Dans une province de l’Est de la République démocratique du Congo confrontée à des défis sécuritaires et sociaux persistants, la question de la réinsertion des personnes privées de liberté demeure largement marginalisée. En Ituri, Unen Uchanda Jean-Baptiste, bibliothécaire en chef de l’Université Shalom de Bunia, plaide pour la création d’une bibliothèque pénitentiaire, qu’il considère comme un outil clé de réhabilitation des détenus.
Des prisons sans véritables outils de rééducation
Pour Unen Uchanda Jean-Baptiste, le constat est préoccupant. La majorité des établissements pénitentiaires de la province fonctionnent sans dispositifs éducatifs adaptés. La prison, censée être un lieu de correction et de préparation à la réinsertion sociale, se limite encore trop souvent à un espace de privation de liberté, sans mécanismes favorisant la reconstruction intellectuelle et morale des détenus.
L’absence de bibliothèques pénitentiaires prive ainsi les personnes incarcérées d’un accès essentiel à l’information, à l’éducation et à la culture. Une situation qui, selon Unen Uchanda Jean-Baptiste, transforme la détention en une expérience purement punitive, augmentant les risques de récidive et réduisant les chances de réintégration sociale après la libération.
La lecture comme levier de transformation en milieu carcéral
Dans ce contexte, Unen Uchanda Jean-Baptiste appelle à la création et à l’équipement de bibliothèques au sein des centres pénitentiaires de l’Ituri. Ces espaces permettraient de promouvoir la culture de la lecture en milieu carcéral, de soutenir la rééducation morale et intellectuelle des détenus, et de leur offrir des compétences utiles pour leur avenir.

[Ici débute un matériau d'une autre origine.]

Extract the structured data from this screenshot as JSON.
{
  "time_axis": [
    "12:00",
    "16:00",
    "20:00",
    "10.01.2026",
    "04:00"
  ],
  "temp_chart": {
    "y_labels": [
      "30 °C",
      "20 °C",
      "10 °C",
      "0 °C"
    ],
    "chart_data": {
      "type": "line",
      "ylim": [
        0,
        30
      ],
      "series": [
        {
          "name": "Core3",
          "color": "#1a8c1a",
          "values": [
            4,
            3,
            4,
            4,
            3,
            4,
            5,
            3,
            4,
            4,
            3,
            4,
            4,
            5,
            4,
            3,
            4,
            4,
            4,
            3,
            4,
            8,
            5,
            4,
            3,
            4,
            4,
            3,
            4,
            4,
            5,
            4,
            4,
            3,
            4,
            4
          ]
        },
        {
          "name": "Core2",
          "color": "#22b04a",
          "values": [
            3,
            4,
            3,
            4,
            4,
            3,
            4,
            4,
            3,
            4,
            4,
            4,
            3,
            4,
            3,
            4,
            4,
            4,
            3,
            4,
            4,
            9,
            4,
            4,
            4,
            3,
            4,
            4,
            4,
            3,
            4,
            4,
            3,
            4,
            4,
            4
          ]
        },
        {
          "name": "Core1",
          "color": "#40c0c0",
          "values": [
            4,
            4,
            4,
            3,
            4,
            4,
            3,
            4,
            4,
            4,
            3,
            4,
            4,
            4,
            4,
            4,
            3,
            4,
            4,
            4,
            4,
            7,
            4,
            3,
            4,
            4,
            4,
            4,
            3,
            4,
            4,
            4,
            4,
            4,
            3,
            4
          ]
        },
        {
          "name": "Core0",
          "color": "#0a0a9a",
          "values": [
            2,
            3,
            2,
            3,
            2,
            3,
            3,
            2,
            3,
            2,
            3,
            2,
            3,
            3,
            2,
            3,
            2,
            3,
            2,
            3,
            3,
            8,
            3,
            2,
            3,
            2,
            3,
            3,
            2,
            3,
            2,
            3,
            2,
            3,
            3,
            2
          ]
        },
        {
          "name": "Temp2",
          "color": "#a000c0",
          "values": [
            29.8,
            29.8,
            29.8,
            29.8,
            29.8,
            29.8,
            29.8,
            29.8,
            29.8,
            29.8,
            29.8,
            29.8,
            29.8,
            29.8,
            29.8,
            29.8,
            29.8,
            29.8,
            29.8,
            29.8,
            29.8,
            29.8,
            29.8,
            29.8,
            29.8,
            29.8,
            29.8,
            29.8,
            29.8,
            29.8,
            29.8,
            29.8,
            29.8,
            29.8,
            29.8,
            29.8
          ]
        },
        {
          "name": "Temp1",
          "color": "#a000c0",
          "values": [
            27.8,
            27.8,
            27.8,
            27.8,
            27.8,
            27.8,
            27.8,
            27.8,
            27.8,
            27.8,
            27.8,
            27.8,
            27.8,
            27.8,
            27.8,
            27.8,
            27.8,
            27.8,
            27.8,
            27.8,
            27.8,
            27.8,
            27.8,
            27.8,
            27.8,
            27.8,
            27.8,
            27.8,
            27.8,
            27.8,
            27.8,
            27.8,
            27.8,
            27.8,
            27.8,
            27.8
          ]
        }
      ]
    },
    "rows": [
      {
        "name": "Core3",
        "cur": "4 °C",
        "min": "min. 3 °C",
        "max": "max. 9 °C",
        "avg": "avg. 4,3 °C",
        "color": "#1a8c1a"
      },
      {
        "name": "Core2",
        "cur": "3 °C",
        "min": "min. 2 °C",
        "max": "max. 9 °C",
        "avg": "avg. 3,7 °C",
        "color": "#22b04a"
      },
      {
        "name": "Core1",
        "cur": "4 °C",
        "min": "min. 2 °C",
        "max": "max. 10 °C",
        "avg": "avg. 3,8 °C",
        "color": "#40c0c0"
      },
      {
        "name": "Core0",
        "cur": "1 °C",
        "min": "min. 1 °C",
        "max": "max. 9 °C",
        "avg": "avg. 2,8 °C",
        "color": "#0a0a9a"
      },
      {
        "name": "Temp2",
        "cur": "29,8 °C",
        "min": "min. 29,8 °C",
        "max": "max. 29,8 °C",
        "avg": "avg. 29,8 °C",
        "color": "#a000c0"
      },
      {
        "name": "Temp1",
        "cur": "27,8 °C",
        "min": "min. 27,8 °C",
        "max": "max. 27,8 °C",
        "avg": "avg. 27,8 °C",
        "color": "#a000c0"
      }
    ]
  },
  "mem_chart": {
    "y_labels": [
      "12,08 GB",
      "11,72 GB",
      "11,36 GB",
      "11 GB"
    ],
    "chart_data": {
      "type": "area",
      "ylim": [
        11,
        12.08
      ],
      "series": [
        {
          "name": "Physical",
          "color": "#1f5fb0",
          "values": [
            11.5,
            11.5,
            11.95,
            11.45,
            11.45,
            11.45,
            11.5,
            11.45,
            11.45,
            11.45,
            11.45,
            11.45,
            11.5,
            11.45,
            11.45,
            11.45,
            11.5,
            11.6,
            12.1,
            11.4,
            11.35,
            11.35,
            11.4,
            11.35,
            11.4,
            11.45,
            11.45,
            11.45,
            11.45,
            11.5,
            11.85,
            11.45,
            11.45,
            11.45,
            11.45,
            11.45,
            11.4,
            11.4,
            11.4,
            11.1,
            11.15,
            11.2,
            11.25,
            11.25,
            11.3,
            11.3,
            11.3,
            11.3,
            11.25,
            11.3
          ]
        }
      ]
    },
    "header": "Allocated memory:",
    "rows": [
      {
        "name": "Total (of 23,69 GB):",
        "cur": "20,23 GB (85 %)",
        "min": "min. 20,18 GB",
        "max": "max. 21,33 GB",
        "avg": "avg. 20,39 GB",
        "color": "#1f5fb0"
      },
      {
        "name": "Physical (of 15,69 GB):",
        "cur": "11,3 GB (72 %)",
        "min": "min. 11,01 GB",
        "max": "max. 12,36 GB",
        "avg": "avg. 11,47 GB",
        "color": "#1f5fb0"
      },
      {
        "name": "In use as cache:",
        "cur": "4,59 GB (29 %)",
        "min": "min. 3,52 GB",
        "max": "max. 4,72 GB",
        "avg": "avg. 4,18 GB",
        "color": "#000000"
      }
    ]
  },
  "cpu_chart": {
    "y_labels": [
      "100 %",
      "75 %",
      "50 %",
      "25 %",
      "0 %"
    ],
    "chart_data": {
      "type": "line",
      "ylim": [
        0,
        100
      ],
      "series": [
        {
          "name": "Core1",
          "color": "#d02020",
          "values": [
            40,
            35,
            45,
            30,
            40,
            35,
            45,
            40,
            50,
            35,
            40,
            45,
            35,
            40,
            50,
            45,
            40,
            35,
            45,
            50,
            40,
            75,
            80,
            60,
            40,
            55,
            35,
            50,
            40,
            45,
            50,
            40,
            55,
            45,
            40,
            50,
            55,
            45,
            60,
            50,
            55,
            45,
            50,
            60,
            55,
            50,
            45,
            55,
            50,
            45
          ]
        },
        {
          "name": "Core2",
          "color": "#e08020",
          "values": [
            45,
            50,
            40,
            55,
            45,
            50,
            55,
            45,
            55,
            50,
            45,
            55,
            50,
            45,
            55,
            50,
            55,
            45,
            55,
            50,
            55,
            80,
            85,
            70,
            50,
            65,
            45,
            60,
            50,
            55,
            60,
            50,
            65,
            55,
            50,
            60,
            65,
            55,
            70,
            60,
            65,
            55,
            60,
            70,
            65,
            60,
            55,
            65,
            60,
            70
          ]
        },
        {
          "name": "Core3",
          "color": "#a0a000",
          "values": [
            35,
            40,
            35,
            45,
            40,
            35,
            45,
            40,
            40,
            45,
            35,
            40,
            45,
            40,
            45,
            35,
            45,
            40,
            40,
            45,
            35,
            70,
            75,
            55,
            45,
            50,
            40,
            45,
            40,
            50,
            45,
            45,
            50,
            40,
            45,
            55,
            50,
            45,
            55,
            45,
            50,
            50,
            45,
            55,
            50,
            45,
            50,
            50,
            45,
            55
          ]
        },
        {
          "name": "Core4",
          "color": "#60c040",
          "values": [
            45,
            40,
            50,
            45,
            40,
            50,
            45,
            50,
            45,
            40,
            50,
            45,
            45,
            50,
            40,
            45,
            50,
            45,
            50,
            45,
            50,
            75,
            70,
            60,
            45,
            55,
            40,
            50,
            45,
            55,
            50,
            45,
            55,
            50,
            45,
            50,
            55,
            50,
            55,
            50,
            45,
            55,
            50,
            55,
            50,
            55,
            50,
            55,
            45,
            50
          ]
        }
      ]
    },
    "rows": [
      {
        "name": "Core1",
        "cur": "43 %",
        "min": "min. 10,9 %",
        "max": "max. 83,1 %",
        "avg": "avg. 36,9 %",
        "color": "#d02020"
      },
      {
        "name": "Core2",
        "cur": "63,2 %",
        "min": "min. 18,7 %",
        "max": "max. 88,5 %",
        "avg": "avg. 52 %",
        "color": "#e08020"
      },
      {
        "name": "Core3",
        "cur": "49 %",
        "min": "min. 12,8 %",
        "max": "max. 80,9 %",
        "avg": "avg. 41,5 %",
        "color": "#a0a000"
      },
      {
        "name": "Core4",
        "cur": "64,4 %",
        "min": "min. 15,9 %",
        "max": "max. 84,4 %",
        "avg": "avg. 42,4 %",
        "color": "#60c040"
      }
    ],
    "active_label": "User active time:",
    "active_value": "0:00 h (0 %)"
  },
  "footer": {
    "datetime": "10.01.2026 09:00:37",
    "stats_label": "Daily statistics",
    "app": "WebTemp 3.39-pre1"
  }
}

Au-delà de la simple mise à disposition de livres, la bibliothèque pénitentiaire est, selon lui, un véritable outil de transformation individuelle. Elle constitue un espace d’apprentissage, de réflexion et d’apaisement, tout en participant à la promotion des droits humains et au respect de la dignité des personnes privées de liberté. À travers la lecture, les détenus peuvent développer leur esprit critique, se former et préparer leur retour dans la société dans de meilleures conditions.
Un plaidoyer adressé aux autorités et aux partenaires
Le projet défendu par Unen Uchanda Jean-Baptiste, prévoit la mise en place d’un fonds documentaire adapté aux réalités carcérales. Celui-ci comprendrait des ouvrages d’alphabétisation et d’éducation de base, des livres de développement personnel et de citoyenneté, des manuels professionnels et techniques, des ouvrages juridiques simplifiés sur les droits humains, ainsi que des publications axées sur la paix, la cohésion sociale, l’éthique et la diversité religieuse.
À travers ce plaidoyer, Unen Uchanda Jean-Baptiste interpelle les autorités provinciales et territoriales de l’Ituri, les gestionnaires des établissements pénitentiaires, le ministère de la Justice et Garde des Sceaux, ainsi que les partenaires techniques et financiers, les ONG et les organisations internationales présentes dans la province. Il les exhorte à intégrer la bibliothèque pénitentiaire comme une composante essentielle des programmes de rééducation et de réinsertion sociale.